Note qualitative globale : 9 / 10 – la qualité est excellente, avec seulement quelques données minérales manquantes et l’absence d’analyses PFAS/pesticides qui pourraient être ajoutées pour un suivi encore plus complet.
Sources : données d’analyse fournies (JSON), Code de la santé publique, Directive 98/83/CE, Règlement (CE) n° 853/2004, documents techniques du SIAAP.

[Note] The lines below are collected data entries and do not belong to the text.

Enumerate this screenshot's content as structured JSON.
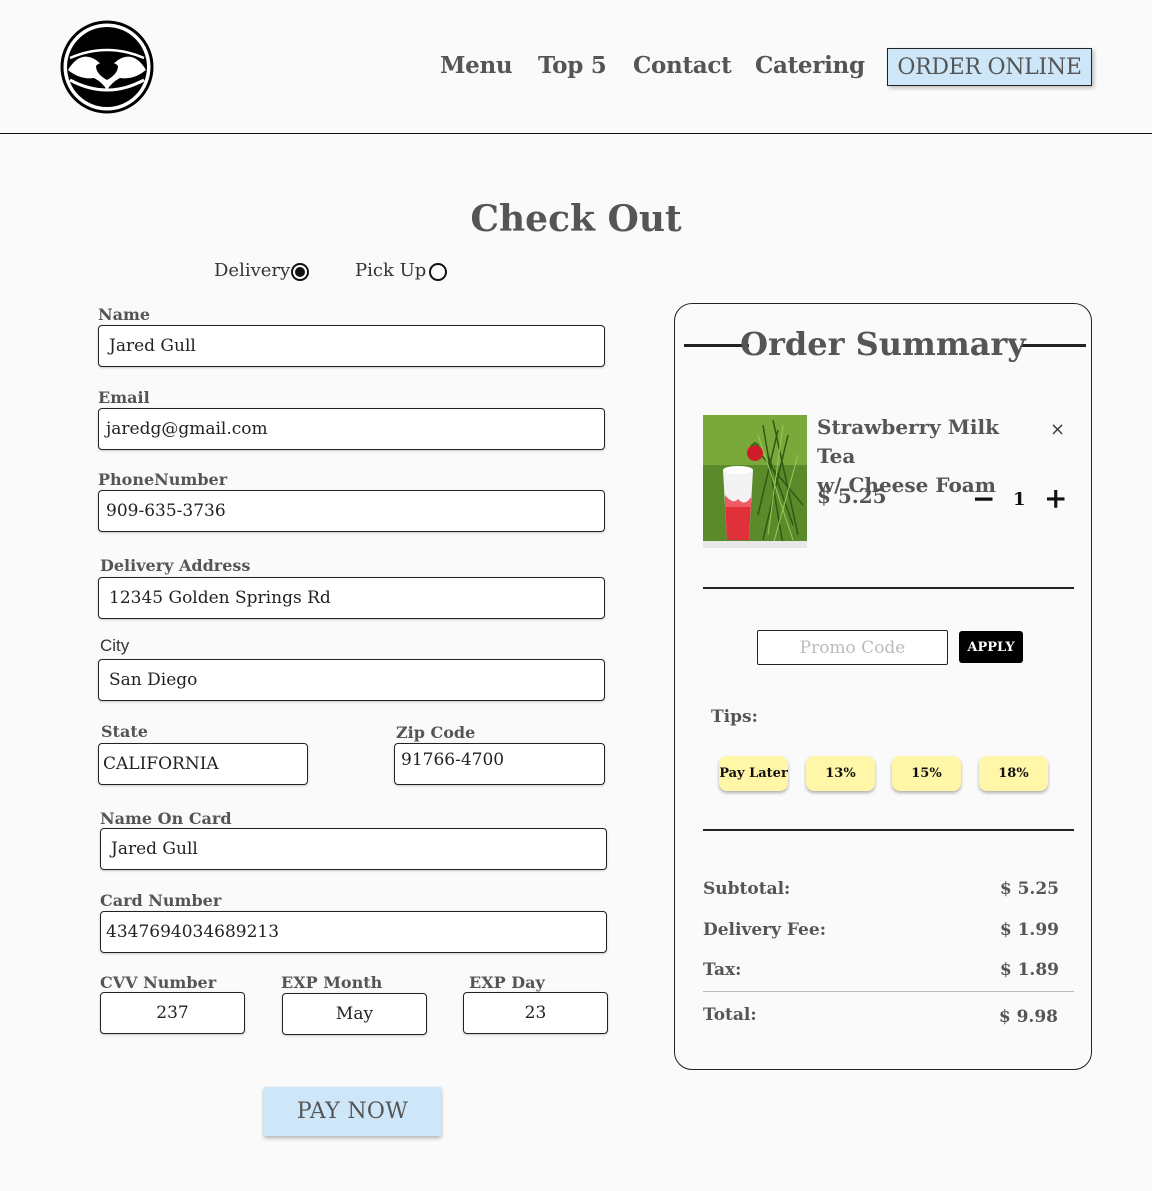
{
  "nav": {
    "items": [
      "Menu",
      "Top 5",
      "Contact",
      "Catering"
    ],
    "order_online": "ORDER ONLINE"
  },
  "page_title": "Check Out",
  "fulfillment": {
    "delivery_label": "Delivery",
    "pickup_label": "Pick Up",
    "selected": "Delivery"
  },
  "form": {
    "name": {
      "label": "Name",
      "value": "Jared Gull"
    },
    "email": {
      "label": "Email",
      "value": "jaredg@gmail.com"
    },
    "phone": {
      "label": "PhoneNumber",
      "value": "909-635-3736"
    },
    "address": {
      "label": "Delivery Address",
      "value": "12345 Golden Springs Rd"
    },
    "city": {
      "label": "City",
      "value": "San Diego"
    },
    "state": {
      "label": "State",
      "value": "CALIFORNIA"
    },
    "zip": {
      "label": "Zip Code",
      "value": "91766-4700"
    },
    "card_name": {
      "label": "Name On Card",
      "value": "Jared Gull"
    },
    "card_number": {
      "label": "Card Number",
      "value": "4347694034689213"
    },
    "cvv": {
      "label": "CVV Number",
      "value": "237"
    },
    "exp_month": {
      "label": "EXP Month",
      "value": "May"
    },
    "exp_day": {
      "label": "EXP Day",
      "value": "23"
    },
    "pay_button": "PAY NOW"
  },
  "summary": {
    "title": "Order Summary",
    "item": {
      "name_line1": "Strawberry Milk Tea",
      "name_line2": "w/ Cheese Foam",
      "price": "$ 5.25",
      "quantity": "1",
      "minus": "−",
      "plus": "+",
      "remove": "×"
    },
    "promo_placeholder": "Promo Code",
    "apply_label": "APPLY",
    "tips_label": "Tips:",
    "tips": [
      "Pay Later",
      "13%",
      "15%",
      "18%"
    ],
    "subtotal_label": "Subtotal:",
    "subtotal": "$ 5.25",
    "delivery_fee_label": "Delivery Fee:",
    "delivery_fee": "$ 1.99",
    "tax_label": "Tax:",
    "tax": "$ 1.89",
    "total_label": "Total:",
    "total": "$ 9.98"
  },
  "colors": {
    "accent_blue": "#cde7f8",
    "tip_yellow": "#fff6a8",
    "background": "#fafafa"
  }
}
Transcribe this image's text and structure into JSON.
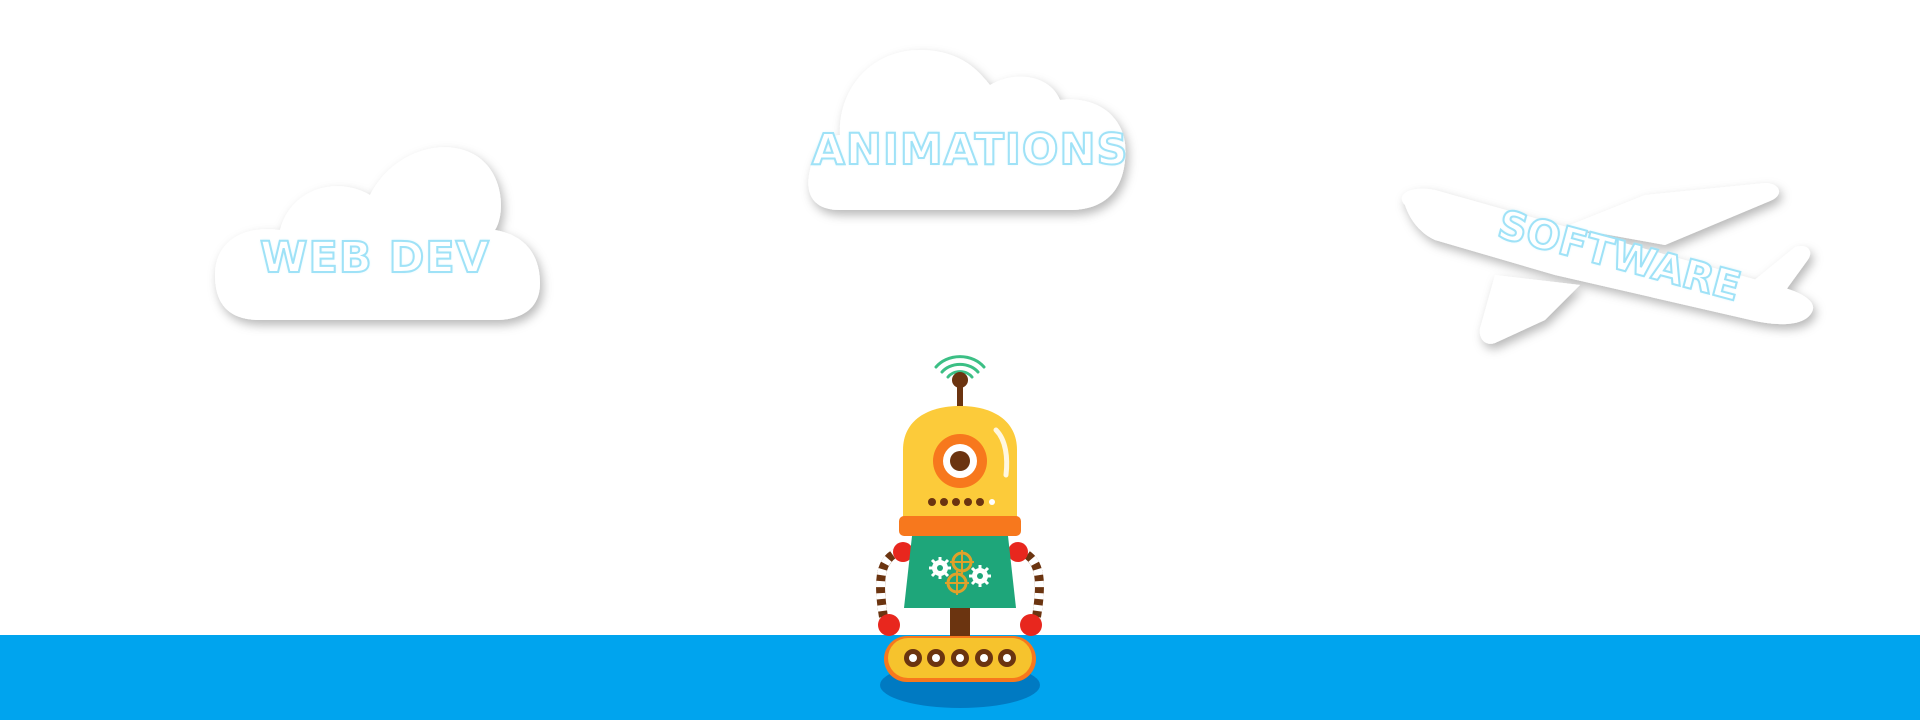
{
  "scene": {
    "clouds": [
      {
        "label": "WEB DEV",
        "icon": "cloud-icon"
      },
      {
        "label": "ANIMATIONS",
        "icon": "cloud-icon"
      }
    ],
    "plane": {
      "label": "SOFTWARE",
      "icon": "airplane-icon"
    },
    "robot": {
      "icon": "robot-icon"
    }
  },
  "colors": {
    "background": "#ffffff",
    "ground": "#00a4ee",
    "label_outline": "#9fe2f7",
    "robot_head": "#fccb3a",
    "robot_collar": "#f7781d",
    "robot_body": "#1ea67a",
    "robot_hands": "#e8271e",
    "robot_base": "#f6c32d",
    "antenna_signal": "#3cbf85"
  }
}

Cet article a été généré automatiquement à partir des données officielles de la base SISE-Eaux du Ministère de la Santé, via l’API Hub’Eau. Données analysées sur les 6 derniers mois disponibles. Les informations sont fournies à titre indicatif et ne remplacent pas les avis officiels de l’ARS. Pour toute question de santé, consultez un professionnel.
Note importante : Les données présentées sur ce site sont fournies à titre indicatif. Bien que nous nous efforcions de garantir leur exactitude en utilisant des sources officielles (Ministère de la Santé, ARS, Hub'Eau), seules les informations publiées directement par les Agences Régionales de Santé font foi. Pour plus de détails sur nos sources et méthodes, consultez notre page méthodologie.